Wednesday, March 19, 2008
(Rm 4, 18) He believed, hoping against hope
 He believed, hoping against hope, that he would become "the father of many nations," according to what was said, "Thus shall your descendants be."
(CCC 706) Against all human hope, God promises descendants to Abraham, as the fruit of faith and of the power of the Holy Spirit (Cf. Gen 18:1-15; Lk 1:26-38. 54-55; Jn 1:12-13; Rom 4:16-21). In Abraham's progeny all the nations of the earth will be blessed. This progeny will be Christ himself (Cf. Gen 12:3; Gal 3:16), in whom the outpouring of the Holy Spirit will "gather into one the children of God who are scattered abroad" (Cf. In 11:52). God commits himself by his own solemn oath to giving his beloved Son and "the promised Holy Spirit… [who is] the guarantee of our inheritance until we acquire possession of it" (Eph 1:13-14; cf. Gen 22:17-19; Lk 1:73; Jn 3:16; Rom 8:32; Gal 3:14). (CCC 165) It is then we must turn to the witnesses of faith: to Abraham, who "in hope... believed against hope" (Rom 4:18); to the Virgin Mary, who, in "her pilgrimage of faith", walked into the "night of faith" (LG 58; John Paul II, RMat 18) in sharing the darkness of her son's suffering and death; and to so many others: "Therefore, since we are surrounded by so great a cloud of witnesses, let us also lay aside every weight, and sin which clings so closely, and let us run with perseverance the race that is set before us, looking to Jesus the pioneer and perfecter of our faith" (Heb 12:1-2). (CCC 1819) Christian hope takes up and fulfills the hope of the chosen people which has its origin and model in the hope of Abraham, who was blessed abundantly by the promises of God fulfilled in Isaac, and who was purified by the test of the sacrifice (Cf. Gen 17:4-8; 22:1-18). "Hoping against hope, he believed, and thus became the father of many nations" (Rom 4:18).
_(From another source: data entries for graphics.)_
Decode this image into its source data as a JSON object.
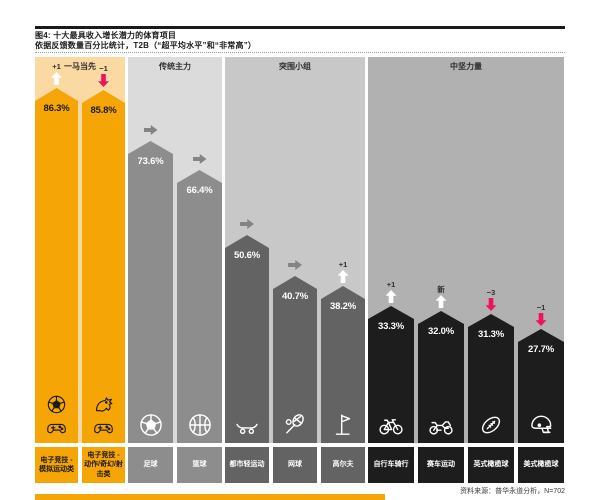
{
  "header": {
    "title": "图4: 十大最具收入增长潜力的体育项目",
    "subtitle": "依据反馈数量百分比统计，T2B（“超平均水平”和“非常高”）"
  },
  "footer": {
    "source": "资料来源：普华永道分析，N=702"
  },
  "colors": {
    "accent_orange": "#F5A506",
    "highlight_panel": "#FBD9A2",
    "pink_down": "#ED145B",
    "flat_gray": "#848484",
    "arrow_up_white": "#FFFFFF",
    "ink": "#1A1A1A"
  },
  "chart_data": {
    "type": "bar",
    "unit": "%",
    "title": "图4: 十大最具收入增长潜力的体育项目",
    "subtitle": "依据反馈数量百分比统计，T2B（“超平均水平”和“非常高”）",
    "ylim": [
      0,
      94
    ],
    "grid": false,
    "legend": false,
    "categories": [
      "电子竞技 - 模拟运动类",
      "电子竞技 - 动作/奇幻/射击类",
      "足球",
      "篮球",
      "都市轻运动",
      "网球",
      "高尔夫",
      "自行车骑行",
      "赛车运动",
      "英式橄榄球",
      "美式橄榄球"
    ],
    "values": [
      86.3,
      85.8,
      73.6,
      66.4,
      50.6,
      40.7,
      38.2,
      33.3,
      32.0,
      31.3,
      27.7
    ],
    "groups": [
      {
        "label": "一马当先",
        "panel_color": "#FBD9A2",
        "bar_color": "#F5A506",
        "text_color": "#1A1A1A",
        "bars": [
          {
            "category": "电子竞技 - 模拟运动类",
            "value": 86.3,
            "value_label": "86.3%",
            "rank_change": "+1",
            "trend": "up",
            "icons": [
              "soccer-ball-icon",
              "game-controller-icon"
            ]
          },
          {
            "category": "电子竞技 - 动作/奇幻/射击类",
            "value": 85.8,
            "value_label": "85.8%",
            "rank_change": "−1",
            "trend": "down",
            "icons": [
              "dragon-icon",
              "game-controller-icon"
            ]
          }
        ]
      },
      {
        "label": "传统主力",
        "panel_color": "#DBDBDB",
        "bar_color": "#8D8D8D",
        "text_color": "#FFFFFF",
        "bars": [
          {
            "category": "足球",
            "value": 73.6,
            "value_label": "73.6%",
            "rank_change": "",
            "trend": "flat",
            "icons": [
              "soccer-ball-icon"
            ]
          },
          {
            "category": "篮球",
            "value": 66.4,
            "value_label": "66.4%",
            "rank_change": "",
            "trend": "flat",
            "icons": [
              "basketball-icon"
            ]
          }
        ]
      },
      {
        "label": "突围小组",
        "panel_color": "#C8C8C8",
        "bar_color": "#636363",
        "text_color": "#FFFFFF",
        "bars": [
          {
            "category": "都市轻运动",
            "value": 50.6,
            "value_label": "50.6%",
            "rank_change": "",
            "trend": "flat",
            "icons": [
              "skateboard-icon"
            ]
          },
          {
            "category": "网球",
            "value": 40.7,
            "value_label": "40.7%",
            "rank_change": "",
            "trend": "flat",
            "icons": [
              "tennis-racket-icon"
            ]
          },
          {
            "category": "高尔夫",
            "value": 38.2,
            "value_label": "38.2%",
            "rank_change": "+1",
            "trend": "up",
            "icons": [
              "golf-flag-icon"
            ]
          }
        ]
      },
      {
        "label": "中坚力量",
        "panel_color": "#B1B1B1",
        "bar_color": "#1D1D1D",
        "text_color": "#FFFFFF",
        "bars": [
          {
            "category": "自行车骑行",
            "value": 33.3,
            "value_label": "33.3%",
            "rank_change": "+1",
            "trend": "up",
            "icons": [
              "bicycle-icon"
            ]
          },
          {
            "category": "赛车运动",
            "value": 32.0,
            "value_label": "32.0%",
            "rank_change": "新",
            "trend": "up",
            "icons": [
              "motorcycle-icon"
            ]
          },
          {
            "category": "英式橄榄球",
            "value": 31.3,
            "value_label": "31.3%",
            "rank_change": "−3",
            "trend": "down",
            "icons": [
              "rugby-ball-icon"
            ]
          },
          {
            "category": "美式橄榄球",
            "value": 27.7,
            "value_label": "27.7%",
            "rank_change": "−1",
            "trend": "down",
            "icons": [
              "football-helmet-icon"
            ]
          }
        ]
      }
    ]
  }
}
(Rm 4, 15-17) Those who follow the faith of Abraham
 For the law produces wrath; but where there is no law, neither is there violation.  For this reason, it depends on faith, so that it may be a gift, and the promise may be guaranteed to all his descendants, not to those who only adhere to the law but to those who follow the faith of Abraham, who is the father of all of us,  as it is written, "I have made you father of many nations." He is our father in the sight of God, in whom he believed, who gives life to the dead and calls into being what does not exist.
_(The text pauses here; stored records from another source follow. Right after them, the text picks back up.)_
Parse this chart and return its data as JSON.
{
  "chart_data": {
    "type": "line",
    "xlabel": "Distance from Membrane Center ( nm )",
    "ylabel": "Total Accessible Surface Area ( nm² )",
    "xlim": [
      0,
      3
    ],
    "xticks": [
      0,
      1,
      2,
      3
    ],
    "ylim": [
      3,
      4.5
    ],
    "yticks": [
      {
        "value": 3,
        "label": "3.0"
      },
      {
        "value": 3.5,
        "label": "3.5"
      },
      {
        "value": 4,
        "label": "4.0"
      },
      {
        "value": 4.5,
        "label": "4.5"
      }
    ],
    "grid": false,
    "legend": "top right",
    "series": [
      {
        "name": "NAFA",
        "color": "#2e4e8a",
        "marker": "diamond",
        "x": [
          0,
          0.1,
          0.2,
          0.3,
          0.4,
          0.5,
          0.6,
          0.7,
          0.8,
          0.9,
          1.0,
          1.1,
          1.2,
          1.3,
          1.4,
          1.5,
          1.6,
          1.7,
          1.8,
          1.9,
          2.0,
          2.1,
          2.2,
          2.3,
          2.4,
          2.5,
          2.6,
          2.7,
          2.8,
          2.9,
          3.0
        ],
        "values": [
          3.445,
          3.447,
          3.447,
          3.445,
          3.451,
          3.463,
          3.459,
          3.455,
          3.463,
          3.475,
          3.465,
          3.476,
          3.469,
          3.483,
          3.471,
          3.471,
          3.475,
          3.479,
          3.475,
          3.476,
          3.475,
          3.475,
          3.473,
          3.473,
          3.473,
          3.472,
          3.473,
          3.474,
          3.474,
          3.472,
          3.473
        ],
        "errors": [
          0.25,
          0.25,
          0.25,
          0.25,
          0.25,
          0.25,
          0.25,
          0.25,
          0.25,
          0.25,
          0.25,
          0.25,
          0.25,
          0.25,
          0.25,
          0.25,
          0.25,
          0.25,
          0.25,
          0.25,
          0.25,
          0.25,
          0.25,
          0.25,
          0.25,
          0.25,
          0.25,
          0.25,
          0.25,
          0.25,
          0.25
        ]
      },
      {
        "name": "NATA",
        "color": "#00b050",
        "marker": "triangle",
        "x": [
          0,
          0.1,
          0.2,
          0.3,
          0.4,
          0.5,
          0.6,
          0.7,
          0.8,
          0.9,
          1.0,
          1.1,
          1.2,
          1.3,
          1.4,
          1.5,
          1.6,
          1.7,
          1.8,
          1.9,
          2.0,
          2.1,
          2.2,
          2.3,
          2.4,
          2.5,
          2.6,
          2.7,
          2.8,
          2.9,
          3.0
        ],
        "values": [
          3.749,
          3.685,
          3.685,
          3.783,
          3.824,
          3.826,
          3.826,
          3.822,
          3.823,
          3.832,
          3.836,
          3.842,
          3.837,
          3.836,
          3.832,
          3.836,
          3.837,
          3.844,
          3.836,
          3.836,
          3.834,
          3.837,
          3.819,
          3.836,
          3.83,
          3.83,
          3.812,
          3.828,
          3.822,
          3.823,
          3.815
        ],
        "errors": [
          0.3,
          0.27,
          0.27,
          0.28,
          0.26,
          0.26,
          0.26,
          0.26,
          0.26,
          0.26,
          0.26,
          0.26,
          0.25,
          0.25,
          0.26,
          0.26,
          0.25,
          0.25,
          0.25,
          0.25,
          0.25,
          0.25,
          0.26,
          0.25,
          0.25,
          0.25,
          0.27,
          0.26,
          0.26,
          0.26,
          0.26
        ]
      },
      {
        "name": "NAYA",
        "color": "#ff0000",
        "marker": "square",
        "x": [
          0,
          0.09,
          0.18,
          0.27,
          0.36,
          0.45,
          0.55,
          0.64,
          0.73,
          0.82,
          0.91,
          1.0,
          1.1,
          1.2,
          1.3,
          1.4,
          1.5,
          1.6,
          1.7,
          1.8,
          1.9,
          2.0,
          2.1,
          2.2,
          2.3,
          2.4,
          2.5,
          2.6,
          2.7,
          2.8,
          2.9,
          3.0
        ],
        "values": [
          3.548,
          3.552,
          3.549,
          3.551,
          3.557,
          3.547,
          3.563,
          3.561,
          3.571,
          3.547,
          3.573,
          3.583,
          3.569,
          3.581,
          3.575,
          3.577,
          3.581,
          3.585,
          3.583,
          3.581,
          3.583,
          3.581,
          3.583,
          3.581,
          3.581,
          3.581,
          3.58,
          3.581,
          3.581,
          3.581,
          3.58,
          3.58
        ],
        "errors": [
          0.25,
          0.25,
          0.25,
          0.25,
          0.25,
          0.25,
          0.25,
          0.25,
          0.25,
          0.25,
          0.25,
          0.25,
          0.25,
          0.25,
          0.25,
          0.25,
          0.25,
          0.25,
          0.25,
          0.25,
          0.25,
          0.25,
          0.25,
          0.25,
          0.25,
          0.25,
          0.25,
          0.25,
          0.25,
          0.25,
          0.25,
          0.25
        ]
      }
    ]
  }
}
(CCC 298) Since God could create everything out of nothing, he can also, through the Holy Spirit, give spiritual life to sinners by creating a pure heart in them (Cf. Ps 51:12), and bodily life to the dead through the Resurrection. God "gives life to the dead and calls into existence the things that do not exist" (Rom 4:17). And since God was able to make light shine in darkness by his Word, he can also give the light of faith to those who do not yet know him (Cf. Gen 1:3; 2 Cor 4:6).